1978 übernahmen die Schröders das Hotel Luitpold in der Schützenstraße in München

"Ich war 20, mein Mann 22", erzählt Helene Schröder. Zuerst bewirteten sie in München ein Stübchen in der Brienner Straße, etwa zwei Jahre später stellte sich ihr Mann im Hotel Luitpold vor. Er bekam den Job an der Rezeption. Und dort blieb "der Scheffe", wie ihn die Mitarbeiter später nannten, bis zum letzten Tag. "Er hat das geliebt, die Gäste mit netten Sprüchen zu bespaßen", sagt seine Frau.

1978 übernahmen die Schröders das Hotel vom vorherigen Betreiber und wurden Mieter der Familie Breiter, deren Hutgeschäfte in München jeder kennt. Ihnen gehörte das Gebäude. "Für meine Eltern war das Hotel ihr Ein und Alles", sagt Frank Schröder. "Sie haben 20 Jahre lang keinen Urlaub gemacht. Die Arbeit hat sie jung gehalten."

Frank Schröder: "Wir hätten die Tradition des Hotel Luitpold gern fortgeführt"

Er selbst begann schon mit 16 in der Küche auszuhelfen. Sein Bruder lernte im Hotel Königshof und wurde stellvertretender Empfangschef im Oriental und später Empfangschef im Hotel Atlantik in Hamburg. "Wir hätten die Tradition des Hotel Luitpold gern fortgeführt", sagt der ältere Bruder. Doch es kam anders als gedacht.

Ab etwa 2013 hatte die Signa begonnen, in München nach und nach Grundstücke und Gebäude in Bestlage aufzukaufen. Mit der Übernahme von Galeria Karstadt Kaufhof gingen auch zwei große Nachbargebäude des Hotels ins Eigentum von Signa-Tochtergesellschaften über: das frühere Hertie-Haus am Hauptbahnhof und der dahinterliegende Karstadt-Komplex aus den 70er-Jahren. Er steht seit Juli 2023 leer, nachdem Galeria und der damalige Insolvenzverwalter beschlossen hatten, diesen Standort zu schließen.

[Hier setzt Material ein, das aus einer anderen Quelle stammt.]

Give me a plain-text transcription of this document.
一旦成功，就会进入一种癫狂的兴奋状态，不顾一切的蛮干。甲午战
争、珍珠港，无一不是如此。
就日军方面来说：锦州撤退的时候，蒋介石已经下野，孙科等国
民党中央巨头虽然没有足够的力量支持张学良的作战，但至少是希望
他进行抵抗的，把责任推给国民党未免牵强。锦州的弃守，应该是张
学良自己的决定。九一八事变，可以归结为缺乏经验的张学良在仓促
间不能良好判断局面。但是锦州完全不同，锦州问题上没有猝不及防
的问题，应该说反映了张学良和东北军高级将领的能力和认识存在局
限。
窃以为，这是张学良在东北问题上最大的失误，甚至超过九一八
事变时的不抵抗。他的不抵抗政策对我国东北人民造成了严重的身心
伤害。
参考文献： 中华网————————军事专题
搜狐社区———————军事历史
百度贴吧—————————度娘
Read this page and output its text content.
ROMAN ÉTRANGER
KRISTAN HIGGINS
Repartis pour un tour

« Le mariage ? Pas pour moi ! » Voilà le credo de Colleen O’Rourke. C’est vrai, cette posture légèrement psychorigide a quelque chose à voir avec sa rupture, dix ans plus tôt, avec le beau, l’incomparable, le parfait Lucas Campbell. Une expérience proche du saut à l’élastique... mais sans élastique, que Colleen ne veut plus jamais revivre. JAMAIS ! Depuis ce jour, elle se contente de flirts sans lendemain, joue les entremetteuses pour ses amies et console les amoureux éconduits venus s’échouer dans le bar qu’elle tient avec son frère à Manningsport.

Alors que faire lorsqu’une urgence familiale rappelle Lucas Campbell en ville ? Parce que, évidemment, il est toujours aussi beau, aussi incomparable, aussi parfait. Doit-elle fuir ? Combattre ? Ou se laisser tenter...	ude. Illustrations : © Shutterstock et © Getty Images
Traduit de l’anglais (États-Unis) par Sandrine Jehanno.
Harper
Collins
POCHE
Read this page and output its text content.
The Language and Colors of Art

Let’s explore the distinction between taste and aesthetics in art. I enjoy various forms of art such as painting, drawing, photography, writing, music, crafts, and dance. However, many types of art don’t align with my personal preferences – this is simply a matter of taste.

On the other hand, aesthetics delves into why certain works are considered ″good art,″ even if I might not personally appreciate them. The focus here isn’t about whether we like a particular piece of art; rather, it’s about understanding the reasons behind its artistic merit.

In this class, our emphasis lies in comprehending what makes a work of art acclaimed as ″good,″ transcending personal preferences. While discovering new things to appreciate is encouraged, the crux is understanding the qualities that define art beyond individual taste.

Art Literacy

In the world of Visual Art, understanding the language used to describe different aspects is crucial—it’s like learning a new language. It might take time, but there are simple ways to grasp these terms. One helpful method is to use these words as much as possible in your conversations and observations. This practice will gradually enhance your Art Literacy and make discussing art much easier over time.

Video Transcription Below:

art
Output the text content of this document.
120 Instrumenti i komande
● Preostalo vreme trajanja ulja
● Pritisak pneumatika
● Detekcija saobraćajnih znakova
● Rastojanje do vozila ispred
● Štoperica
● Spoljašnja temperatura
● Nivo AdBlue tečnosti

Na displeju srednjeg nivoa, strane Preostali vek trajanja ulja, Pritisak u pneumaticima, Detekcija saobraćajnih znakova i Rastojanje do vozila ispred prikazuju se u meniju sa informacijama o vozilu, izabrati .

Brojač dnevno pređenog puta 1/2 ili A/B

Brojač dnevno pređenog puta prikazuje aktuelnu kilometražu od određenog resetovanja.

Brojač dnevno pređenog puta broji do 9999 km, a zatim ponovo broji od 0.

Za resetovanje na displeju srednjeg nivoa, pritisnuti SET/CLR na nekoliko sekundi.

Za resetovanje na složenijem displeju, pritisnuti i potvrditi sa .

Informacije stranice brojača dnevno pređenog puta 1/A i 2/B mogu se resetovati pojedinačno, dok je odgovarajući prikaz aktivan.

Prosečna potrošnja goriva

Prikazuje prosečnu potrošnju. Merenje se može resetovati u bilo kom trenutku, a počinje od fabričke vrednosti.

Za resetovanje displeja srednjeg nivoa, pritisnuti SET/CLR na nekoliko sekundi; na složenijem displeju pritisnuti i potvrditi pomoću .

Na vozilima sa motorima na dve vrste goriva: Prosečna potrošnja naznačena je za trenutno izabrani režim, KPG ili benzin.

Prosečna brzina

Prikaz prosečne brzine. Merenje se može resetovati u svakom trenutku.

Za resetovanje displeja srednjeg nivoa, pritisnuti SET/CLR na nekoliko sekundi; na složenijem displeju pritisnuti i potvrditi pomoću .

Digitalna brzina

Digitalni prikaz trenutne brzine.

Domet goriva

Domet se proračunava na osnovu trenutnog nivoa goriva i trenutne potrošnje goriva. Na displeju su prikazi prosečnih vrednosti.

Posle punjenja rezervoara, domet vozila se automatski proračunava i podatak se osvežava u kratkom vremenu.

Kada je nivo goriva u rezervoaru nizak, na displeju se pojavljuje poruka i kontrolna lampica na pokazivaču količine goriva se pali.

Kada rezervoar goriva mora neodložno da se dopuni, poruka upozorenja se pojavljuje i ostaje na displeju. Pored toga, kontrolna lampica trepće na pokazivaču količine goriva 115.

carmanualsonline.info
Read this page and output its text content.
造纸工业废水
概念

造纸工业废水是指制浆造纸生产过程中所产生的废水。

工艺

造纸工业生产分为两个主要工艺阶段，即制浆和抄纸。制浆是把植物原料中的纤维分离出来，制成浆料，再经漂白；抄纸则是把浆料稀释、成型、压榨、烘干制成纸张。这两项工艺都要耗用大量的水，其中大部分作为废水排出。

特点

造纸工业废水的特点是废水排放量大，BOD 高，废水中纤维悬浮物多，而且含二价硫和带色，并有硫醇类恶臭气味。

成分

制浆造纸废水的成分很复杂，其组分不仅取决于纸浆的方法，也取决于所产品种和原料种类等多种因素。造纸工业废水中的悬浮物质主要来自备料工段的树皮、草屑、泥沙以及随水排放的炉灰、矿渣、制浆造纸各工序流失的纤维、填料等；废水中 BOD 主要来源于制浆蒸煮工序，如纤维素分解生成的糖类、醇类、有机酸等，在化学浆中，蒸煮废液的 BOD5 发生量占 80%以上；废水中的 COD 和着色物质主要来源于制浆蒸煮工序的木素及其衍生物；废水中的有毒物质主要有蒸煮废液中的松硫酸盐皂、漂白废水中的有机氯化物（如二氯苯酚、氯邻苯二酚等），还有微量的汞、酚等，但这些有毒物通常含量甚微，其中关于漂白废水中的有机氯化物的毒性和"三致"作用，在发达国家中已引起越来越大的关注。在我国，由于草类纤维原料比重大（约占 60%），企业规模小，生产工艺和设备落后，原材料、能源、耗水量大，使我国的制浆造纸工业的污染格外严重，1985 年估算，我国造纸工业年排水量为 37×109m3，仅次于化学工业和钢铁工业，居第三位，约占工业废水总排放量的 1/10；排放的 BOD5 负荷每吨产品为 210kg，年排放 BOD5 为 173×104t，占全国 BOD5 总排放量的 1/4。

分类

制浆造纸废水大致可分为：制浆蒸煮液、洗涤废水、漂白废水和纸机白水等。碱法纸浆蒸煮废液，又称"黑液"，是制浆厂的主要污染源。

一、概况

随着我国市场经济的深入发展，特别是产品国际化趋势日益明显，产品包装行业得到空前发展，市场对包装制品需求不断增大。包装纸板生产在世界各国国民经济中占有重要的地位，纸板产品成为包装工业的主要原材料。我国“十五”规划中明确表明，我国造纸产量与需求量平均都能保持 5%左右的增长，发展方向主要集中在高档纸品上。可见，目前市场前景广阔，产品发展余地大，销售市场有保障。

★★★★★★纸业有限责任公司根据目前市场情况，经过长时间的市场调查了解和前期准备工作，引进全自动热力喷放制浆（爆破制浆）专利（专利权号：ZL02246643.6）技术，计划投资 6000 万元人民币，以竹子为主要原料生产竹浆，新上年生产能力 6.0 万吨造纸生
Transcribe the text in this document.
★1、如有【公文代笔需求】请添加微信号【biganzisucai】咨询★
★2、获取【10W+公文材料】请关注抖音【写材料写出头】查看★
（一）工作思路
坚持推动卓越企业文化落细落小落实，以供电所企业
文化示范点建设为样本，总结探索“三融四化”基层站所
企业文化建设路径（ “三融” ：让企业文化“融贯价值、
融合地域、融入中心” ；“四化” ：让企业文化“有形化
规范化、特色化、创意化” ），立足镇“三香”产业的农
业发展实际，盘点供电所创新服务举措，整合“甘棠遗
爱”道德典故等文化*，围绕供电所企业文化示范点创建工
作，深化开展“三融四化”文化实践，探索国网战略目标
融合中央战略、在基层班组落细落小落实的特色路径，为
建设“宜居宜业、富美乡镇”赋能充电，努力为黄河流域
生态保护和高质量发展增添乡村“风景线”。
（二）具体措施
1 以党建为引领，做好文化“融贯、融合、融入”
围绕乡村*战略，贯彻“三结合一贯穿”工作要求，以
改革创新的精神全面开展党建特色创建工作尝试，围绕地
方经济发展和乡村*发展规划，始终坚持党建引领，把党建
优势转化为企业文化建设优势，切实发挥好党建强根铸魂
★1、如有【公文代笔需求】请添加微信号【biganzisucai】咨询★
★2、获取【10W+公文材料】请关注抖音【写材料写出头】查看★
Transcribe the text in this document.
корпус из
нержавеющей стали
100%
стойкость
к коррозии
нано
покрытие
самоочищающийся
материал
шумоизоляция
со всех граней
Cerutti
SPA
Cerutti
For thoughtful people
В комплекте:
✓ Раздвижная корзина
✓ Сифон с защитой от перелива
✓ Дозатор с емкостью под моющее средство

René Benko wollte auf dem Areal beim Hauptbahnhof großflächig abreißen und neu bauen lassen

Das denkmalgeschützte Hertiehaus gegenüber dem Hauptbahnhof wollte die Signa sanieren, den Rest abreißen und großflächig neu bebauen: mit einem großen dreiteiligen Büro-Glaspalast. Die Planung des Stararchitekten David Chipperfield sah nur noch im Erdgeschoss Einzelhandelsflächen vor. Auch das Hertie-Haus sollte nach der Sanierung vorwiegend zum Bürohaus umfunktioniert werden. Dieser Plan, dass die Signa das frühere Warenhaus künftig anders nutzen wollte, wurde erst kürzlich bekannt. Sie hatte einen Umnutzungsantrag gestellt.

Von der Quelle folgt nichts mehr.